Ich wollte die Gabel wieder herausziehen, um sie mitnehmen zu können, doch sie steckte fest.
Vor der Tür brauste weiterhin das Meer. Eine dritte Welle erfasste uns und schleuderte uns in das Innere.
Aber nicht sie war es, die mich letztlich überzeugte, sondern die Frauenstimme, welche aus weiter Ferne zu singen begann. Ich konnte die Worte nicht verstehen, aber sie klangen lockend, so als wollte sie, dass wir den Weg zu ihr fanden.
Schnell stemmte ich mich gegen die Tür und schloss sie. Der Sturm konnte uns nun nichts mehr anhaben, doch mit ihm verstummte auch der Gesang.
Verunsichert drehte ich mich zu Dorian, der mich tröstend in eine Umarmung zog. Er sah, wie sehr ich darunter litt, dass ich mein Wort gebrochen hatte.
»Nicht alle Versprechen können gehalten werden«, flüsterte er mir einfühlsam zu, bevor er mich wieder losließ und wir sahen, wo wir gelandet waren.
Es war längst nicht das Ende unserer Reise. Nicht die Erdenmutter erwartete uns, sondern eine weitere Herausforderung. Wir befanden uns in einem steinernen Turm und vor uns erstreckten sich unzählige Stufen. Am liebsten hätte ich vor Enttäuschung zu weinen begonnen.
Je mehr Zeit verging, desto schlechter wurde meine Laune und meine Erschöpfung nahm zu. Ich konnte vor lauter Durst nicht mehr klar denken. Ein pochendes Hämmern hatte sich in meinem Kopf eingenistet, das mir die Sicht erschwerte. Ständig verschwamm alles vor meinen Augen und meine Beine verweigerten mir den Dienst.

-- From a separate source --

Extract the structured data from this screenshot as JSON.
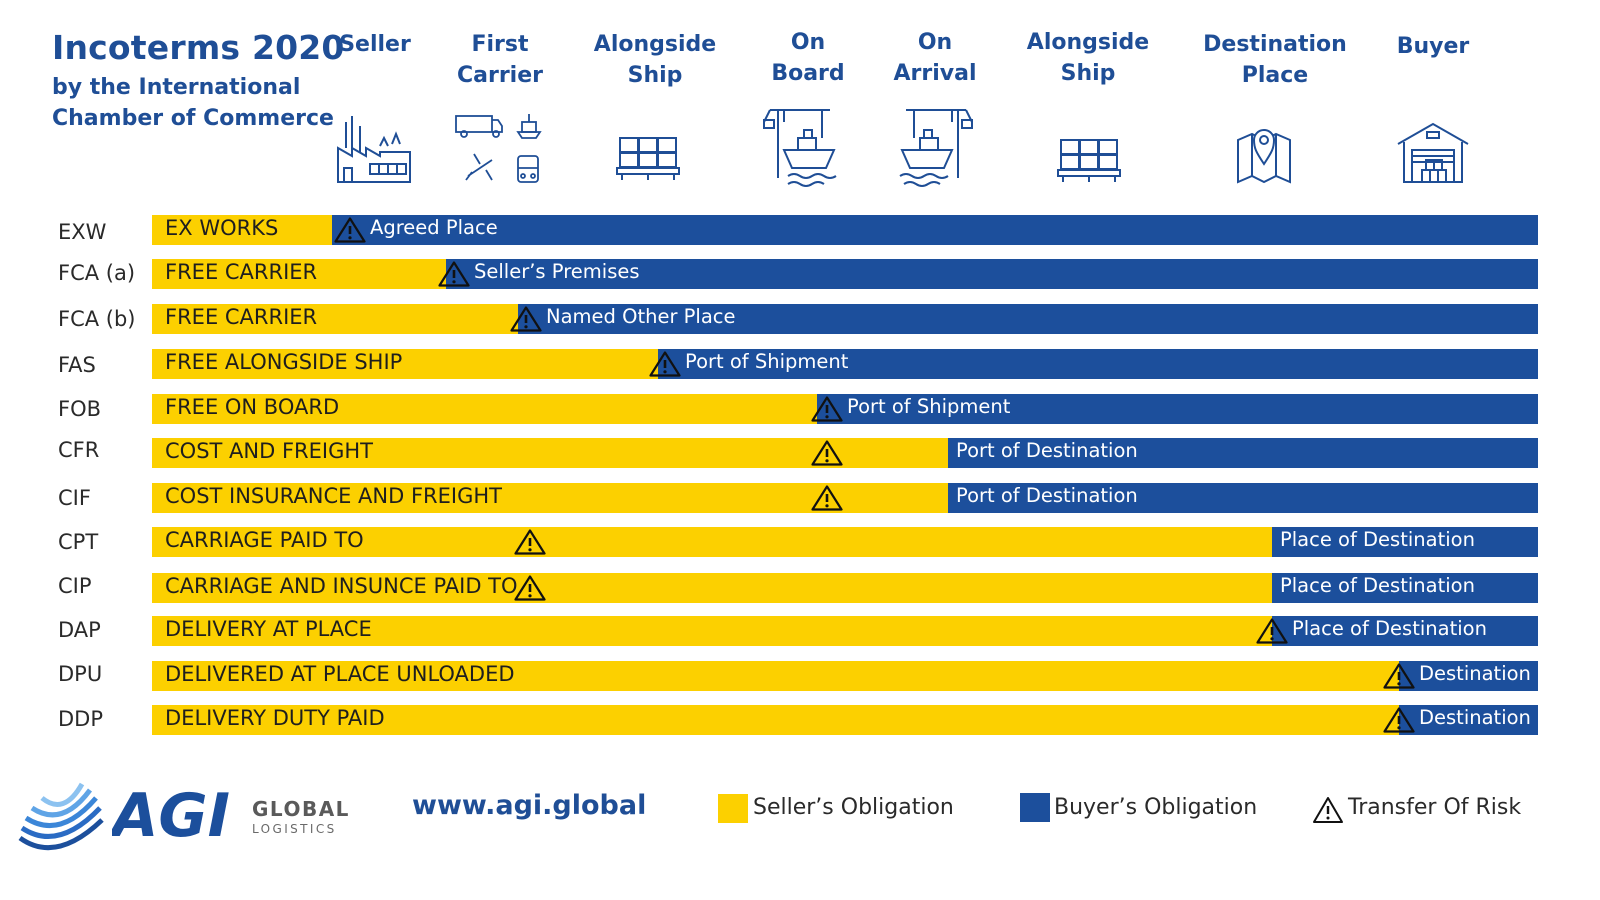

Seit vier Tagen hatte ich nichts mehr getrunken und ich konnte nicht sagen, wie lange ich noch durchhalten würde. Jede weitere Minute erschien mir schon unerträglich.
Dorian hatte mir angeboten, mich zu tragen, doch das hätte bedeutet, dass er den Glassarg hätte absetzen und zurücklassen müssen. Auch wenn er behauptet hatte, dass er ihn später holen könnte, wollte ich das Risiko nicht eingehen.

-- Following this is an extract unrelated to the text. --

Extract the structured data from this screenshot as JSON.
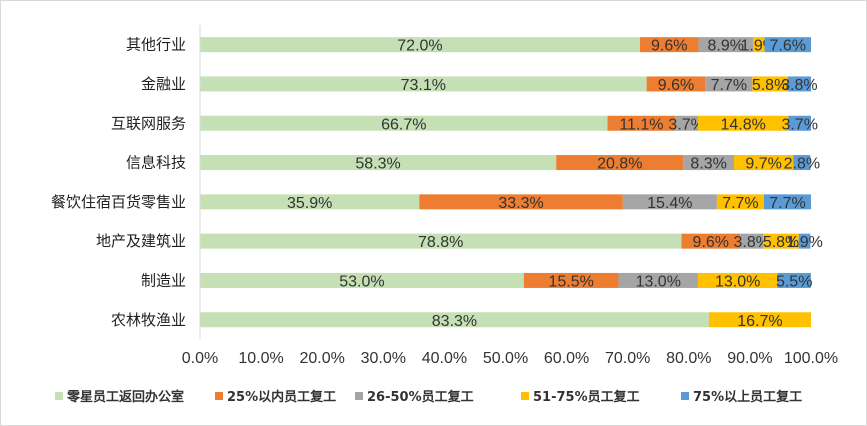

»Was ist, wenn der Turm niemals endet?«, entfuhr es mir irgendwann leise, als ich mich kraftlos zu Boden sinken ließ. Selbst das Sprechen tat weh, weshalb ich es in den letzten beiden Tagen weitestgehend vermieden hatte.
Wir waren hier zwar sicher vor Dracula und auch sonst lauerten keine Gefahren in dem Gemäuer, aber es war ungemein deprimierend, immer weiter Treppen emporzusteigen, ohne auch nur eine Veränderung festzustellen. Zwar gab es Fenster, aber wenn wir hinausblickten, sahen wir nichts als Wolken. Es wurde weder Tag noch Nacht. Alles war grau und trist. Obwohl wir unserem Ziel näher als je zuvor waren, fühlte es sich unerreichbar an.
Dorian kniete sich vor mir nieder und legte seine Hände behutsam um meine Oberarme. »Du darfst den Glauben nicht verlieren«, bat er mich eindringlich.